In fact, I think all subclasses of AR::Base should be able to set arbitrary queries instead of just the table. In some sense, STI is already the start of this. The “table” for Image < Asset is the query “select * from assets where type = ‘Image’”. Now consider Acts as Paranoid, a straightforward variation on this theme. Now generalize this to support arbitrary queries, even perhaps joins. Is this an intractable problem in the presence of writes? No, in effect you just need to support the :create and :find with_scopes as you already have.
I’d also like to generalize the way that validations work. I have become a big fan of using observers rather than callbacks in all but the most trivial cases. The nice thing about observers is that you can bolt different observers on in different contexts; so it’s easy to do things like creating a user through the web site sends a confirmation email, but through the admin web site sends no confirmation email. I’d like validations too to be publish/subscribe in the way observers are. And, to put this very vaguely (the idea isn’t fully formed), I’d like to use this as the basis of making ActsAsStateMachine a fundamental part of ActiveRecord. Sometimes the worst (most complex and hard-to-follow) AR code I see is code that would benefit from AaSM.
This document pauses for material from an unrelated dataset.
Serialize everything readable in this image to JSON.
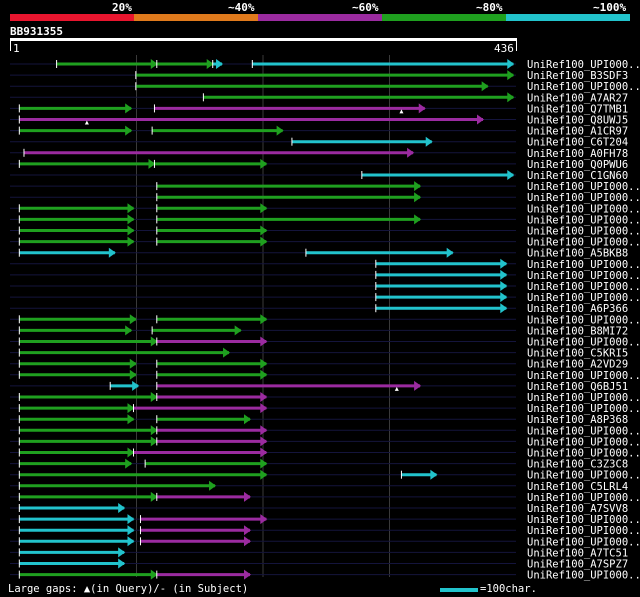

In terms of simple code maintainability, I feel that the test suite is creaking under its own weight. I was pleasantly surprised when playing around with various AR refactorings how extensive and useful the test coverage is. But time and again the organization of the tests, the way many tests are written with dozens of assertions and assertions in loops, the use of fixtures, etc. it all keeps biting me.
In general, I think the AR code would benefit from being broken out into more files; 2000 line files are hard to manage, things just aren’t grouped conceptually. It’d be nice to deprecate all of the various aliased methods in base.rb.
As for the associations code, I’ve had this idea that an AR class is in effect a repository; it represents a relation and can read from and write to that relation. In this sense, associations are the same thing as an AR class; no extra code or class hierarchy necessary. If AR classes support arbitrary queries (instead of simple set_table_name), then an association literally needs no more infrastructure, not an extra line of code beyond the implementation of the macros. To handle some of the proxy magic (such as supporting class methods on the AR class), we could potentially use subclassing rather than method_undefinition and delegation, though I’m uncertain about this last idea.
It’d be nice to use dirty tracking to have cascaded saves work for new and non-new objects.
Finally, unrelated to AR, the biggest hole in the Rails framework right now is that there is not One Preferred Way of doing asynchronous background jobs. These are so common for image resizing, sms delivery, facebook api crap. Every codebase I look at has a completely different way of doing it, and it’s always a huge amount of infrastructure—queues and daemons—that takes week to make robust. It’s a big part of the puzzle of why FFS scaled well and why Twitter scales as far as it does.
Rafis23 adds: I agree with Nick. To clarify, an association isn’t even an AR class, it’s an ActiveModel class. It, like every other query, is simply a relation. These relations should be coded at the object level, in Ruby (i.e. Arel). They are relational algebra concepts independent of a database.